Wednesday's carefully choreographed escape could only deepen Washington's concerns and maybe prompt it to step up its military operations against militants in Yemen.

Senior U.S. diplomat Jeffrey Feltman was visiting Yemen Wednesday and met with Vice President Abed Rabbo Mansour Hadi, who is acting president while Saleh is in Saudi Arabia, and other senior government and military officials.

A Yemeni government official said Feltman urged them to implement a deal proposed by Gulf nations for ending the political crisis. The deal calls for Saleh to transfer power to his vice president, but Saleh has balked at signing it.

A total of 57 al Qaeda-linked militants, including several on death row, attacked their guards and seized their weapons before they made their way through a 45-yard tunnel to freedom. Simultaneously, bands of gunmen opened fire at the prison from outside to divert the guards' attention, the Yemeni security officials said.

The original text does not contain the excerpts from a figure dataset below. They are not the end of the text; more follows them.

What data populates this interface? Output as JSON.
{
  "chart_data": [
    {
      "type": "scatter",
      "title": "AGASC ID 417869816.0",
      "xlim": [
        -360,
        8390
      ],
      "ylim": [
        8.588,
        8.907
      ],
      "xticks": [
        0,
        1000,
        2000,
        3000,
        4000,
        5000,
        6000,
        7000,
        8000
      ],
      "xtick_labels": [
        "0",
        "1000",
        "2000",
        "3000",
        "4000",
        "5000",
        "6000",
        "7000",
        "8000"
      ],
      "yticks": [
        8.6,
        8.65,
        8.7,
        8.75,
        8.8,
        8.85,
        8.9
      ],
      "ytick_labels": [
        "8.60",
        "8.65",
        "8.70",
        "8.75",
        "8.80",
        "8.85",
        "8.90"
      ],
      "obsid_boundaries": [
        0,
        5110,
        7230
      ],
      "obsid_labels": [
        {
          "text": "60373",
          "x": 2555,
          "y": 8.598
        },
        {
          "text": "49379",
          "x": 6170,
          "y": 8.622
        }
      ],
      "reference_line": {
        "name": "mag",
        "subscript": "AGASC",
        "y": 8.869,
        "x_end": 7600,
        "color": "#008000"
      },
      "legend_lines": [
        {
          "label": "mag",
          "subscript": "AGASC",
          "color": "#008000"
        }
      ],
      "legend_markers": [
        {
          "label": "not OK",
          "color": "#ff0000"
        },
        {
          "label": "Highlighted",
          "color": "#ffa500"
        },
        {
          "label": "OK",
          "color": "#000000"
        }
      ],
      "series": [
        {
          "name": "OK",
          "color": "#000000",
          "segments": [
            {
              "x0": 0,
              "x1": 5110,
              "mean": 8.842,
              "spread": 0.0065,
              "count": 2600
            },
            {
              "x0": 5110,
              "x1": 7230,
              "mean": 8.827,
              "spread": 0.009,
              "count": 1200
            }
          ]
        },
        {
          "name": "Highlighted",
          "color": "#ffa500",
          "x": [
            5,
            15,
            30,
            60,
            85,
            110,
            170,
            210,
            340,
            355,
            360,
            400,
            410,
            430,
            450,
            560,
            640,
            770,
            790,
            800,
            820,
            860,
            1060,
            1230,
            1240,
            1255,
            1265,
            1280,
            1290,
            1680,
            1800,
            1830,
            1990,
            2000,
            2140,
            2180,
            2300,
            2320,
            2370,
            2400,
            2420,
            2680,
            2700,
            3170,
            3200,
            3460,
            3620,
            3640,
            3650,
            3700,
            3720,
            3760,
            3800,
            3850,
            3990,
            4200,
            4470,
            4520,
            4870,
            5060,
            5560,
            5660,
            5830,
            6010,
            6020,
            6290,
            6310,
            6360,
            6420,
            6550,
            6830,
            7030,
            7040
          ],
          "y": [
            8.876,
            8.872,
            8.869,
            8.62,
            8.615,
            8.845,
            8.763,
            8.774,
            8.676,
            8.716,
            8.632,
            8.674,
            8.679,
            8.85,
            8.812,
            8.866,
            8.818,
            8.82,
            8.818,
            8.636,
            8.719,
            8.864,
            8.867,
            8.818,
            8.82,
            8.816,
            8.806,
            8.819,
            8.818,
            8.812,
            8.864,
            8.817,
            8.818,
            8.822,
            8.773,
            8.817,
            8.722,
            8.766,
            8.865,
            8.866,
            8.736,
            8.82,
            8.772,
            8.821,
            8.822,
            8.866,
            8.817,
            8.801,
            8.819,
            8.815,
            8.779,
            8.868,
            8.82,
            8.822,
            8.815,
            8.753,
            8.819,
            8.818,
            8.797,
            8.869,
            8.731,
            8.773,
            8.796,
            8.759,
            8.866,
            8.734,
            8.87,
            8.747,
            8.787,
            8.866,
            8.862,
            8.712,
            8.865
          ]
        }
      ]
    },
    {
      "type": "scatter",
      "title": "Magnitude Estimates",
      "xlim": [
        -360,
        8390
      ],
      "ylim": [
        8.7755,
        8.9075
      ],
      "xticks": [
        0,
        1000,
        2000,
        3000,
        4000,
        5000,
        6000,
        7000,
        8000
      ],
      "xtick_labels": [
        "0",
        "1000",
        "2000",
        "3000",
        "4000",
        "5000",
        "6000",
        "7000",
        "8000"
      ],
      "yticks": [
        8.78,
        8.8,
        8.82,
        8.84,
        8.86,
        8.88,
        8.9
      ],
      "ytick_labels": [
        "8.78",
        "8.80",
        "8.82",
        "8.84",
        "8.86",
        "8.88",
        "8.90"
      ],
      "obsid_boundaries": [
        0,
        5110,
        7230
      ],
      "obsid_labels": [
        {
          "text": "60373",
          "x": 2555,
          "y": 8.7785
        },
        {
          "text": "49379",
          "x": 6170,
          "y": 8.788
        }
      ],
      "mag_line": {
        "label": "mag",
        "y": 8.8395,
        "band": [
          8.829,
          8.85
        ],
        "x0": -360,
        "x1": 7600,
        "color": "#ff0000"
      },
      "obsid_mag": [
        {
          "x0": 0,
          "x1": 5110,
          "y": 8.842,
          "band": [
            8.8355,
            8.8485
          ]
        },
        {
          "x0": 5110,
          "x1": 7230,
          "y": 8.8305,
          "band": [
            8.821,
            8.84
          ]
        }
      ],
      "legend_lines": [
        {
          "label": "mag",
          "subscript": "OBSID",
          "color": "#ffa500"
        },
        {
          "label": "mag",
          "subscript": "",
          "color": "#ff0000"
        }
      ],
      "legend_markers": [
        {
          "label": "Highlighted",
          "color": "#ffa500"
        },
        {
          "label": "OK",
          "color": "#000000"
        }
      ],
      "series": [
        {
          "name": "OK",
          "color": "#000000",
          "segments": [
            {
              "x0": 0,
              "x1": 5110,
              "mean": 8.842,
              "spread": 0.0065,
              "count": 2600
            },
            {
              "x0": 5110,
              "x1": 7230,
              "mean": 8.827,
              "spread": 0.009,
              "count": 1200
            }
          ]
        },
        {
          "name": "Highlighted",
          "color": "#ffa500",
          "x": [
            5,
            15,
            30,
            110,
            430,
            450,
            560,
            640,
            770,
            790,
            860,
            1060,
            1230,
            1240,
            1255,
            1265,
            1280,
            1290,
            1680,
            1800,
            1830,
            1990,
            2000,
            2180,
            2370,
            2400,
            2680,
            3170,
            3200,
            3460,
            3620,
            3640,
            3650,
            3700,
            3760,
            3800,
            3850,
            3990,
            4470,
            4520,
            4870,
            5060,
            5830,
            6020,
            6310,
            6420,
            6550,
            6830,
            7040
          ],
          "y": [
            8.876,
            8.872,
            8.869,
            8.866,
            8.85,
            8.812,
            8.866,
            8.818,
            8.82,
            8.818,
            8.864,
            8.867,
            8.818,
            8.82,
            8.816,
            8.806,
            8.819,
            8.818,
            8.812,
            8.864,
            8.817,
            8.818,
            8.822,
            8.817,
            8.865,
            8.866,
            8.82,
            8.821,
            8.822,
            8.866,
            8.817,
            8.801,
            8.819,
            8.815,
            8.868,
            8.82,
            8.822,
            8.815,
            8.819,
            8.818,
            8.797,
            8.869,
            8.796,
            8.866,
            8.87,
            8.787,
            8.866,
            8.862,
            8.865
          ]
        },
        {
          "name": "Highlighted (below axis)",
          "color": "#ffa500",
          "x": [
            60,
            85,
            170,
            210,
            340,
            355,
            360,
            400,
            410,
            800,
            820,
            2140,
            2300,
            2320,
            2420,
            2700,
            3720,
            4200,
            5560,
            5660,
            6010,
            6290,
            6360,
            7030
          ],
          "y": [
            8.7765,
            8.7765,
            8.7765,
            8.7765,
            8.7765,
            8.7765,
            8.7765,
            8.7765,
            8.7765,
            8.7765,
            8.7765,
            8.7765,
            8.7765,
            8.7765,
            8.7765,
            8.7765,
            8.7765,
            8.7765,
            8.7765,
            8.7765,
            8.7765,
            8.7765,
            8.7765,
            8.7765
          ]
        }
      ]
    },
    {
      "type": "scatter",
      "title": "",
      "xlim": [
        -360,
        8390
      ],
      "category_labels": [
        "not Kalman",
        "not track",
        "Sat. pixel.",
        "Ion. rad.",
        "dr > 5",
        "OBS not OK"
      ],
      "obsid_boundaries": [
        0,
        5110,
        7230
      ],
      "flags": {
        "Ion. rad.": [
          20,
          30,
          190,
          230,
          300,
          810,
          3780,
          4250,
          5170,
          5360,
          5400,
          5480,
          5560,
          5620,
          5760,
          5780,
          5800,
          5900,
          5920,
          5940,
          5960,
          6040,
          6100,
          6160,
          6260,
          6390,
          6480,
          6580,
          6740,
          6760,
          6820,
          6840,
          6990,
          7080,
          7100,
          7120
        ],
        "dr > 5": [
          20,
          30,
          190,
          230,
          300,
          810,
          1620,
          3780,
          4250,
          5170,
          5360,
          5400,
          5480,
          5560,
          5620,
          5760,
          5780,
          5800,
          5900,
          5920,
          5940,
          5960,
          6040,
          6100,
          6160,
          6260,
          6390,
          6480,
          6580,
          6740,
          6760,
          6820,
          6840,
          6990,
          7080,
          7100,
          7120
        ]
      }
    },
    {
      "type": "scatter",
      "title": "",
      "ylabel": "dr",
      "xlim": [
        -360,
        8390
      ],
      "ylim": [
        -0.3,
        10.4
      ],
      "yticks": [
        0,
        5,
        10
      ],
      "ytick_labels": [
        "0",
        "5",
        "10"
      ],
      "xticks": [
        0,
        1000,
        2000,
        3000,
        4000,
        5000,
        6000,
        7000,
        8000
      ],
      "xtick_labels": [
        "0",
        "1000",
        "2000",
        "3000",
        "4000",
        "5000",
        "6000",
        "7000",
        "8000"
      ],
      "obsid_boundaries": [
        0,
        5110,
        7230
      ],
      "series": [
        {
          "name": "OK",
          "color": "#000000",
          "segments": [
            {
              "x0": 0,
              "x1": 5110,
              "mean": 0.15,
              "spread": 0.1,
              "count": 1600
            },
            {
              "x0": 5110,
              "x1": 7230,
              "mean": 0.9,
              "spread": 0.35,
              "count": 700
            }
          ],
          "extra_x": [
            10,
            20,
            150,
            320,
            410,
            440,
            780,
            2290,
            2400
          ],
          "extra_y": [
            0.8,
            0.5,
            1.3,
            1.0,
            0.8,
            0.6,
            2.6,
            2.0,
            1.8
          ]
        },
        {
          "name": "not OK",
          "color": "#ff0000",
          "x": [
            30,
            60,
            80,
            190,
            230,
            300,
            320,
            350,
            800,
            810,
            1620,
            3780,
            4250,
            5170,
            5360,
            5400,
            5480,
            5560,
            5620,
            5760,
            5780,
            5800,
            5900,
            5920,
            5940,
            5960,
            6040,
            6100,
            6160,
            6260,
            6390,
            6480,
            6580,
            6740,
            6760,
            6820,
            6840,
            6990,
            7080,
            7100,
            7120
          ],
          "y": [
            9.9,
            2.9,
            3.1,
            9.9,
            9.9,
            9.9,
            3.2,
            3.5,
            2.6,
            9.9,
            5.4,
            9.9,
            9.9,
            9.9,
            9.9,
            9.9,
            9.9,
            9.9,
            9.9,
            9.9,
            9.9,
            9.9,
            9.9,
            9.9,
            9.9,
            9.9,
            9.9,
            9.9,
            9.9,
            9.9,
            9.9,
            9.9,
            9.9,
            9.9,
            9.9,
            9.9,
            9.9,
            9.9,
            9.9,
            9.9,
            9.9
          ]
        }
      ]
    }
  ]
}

At least one guard was killed and another wounded, said the officials, who spoke on condition of anonymity because they were not authorized to speak to the media. Three of the escapees were later killed by security forces, according to the Interior Ministry. Two others were captured, it said in a statement late Wednesday.

The 57 were among a total of 62 inmates who also escaped, but it was not immediately clear whether the other six were also Islamic militants.

The officials said 16 of the inmates who escaped belonged to a Hadramout cell blamed for a series of attacks in the last two years. Their leader, Hamza al-Qehety, was killed in a clash with security forces in 2008, but several of the cell's senior members were believed to be among those who escaped Wednesday.

The cell is blamed for killing two Belgian tourists in 2008 and an attack on the U.S. Embassy in Sanaa later that year. It is also held responsible for attacks on security forces.

The escape at Mukalla is not the only sign of militants emboldened by the unrest in Yemen, the poorest Arab nation.

Al Qaeda-linked militants seized control last month of two towns in Abyan, another southern province, and briefly took control of several neighborhoods in the neighboring province of Lahj last week.

Some of these militants belong to groups that have been quietly tolerated by President Saleh who used them to counter the weight of other extremists or against secessionists in the mostly secular south of the country.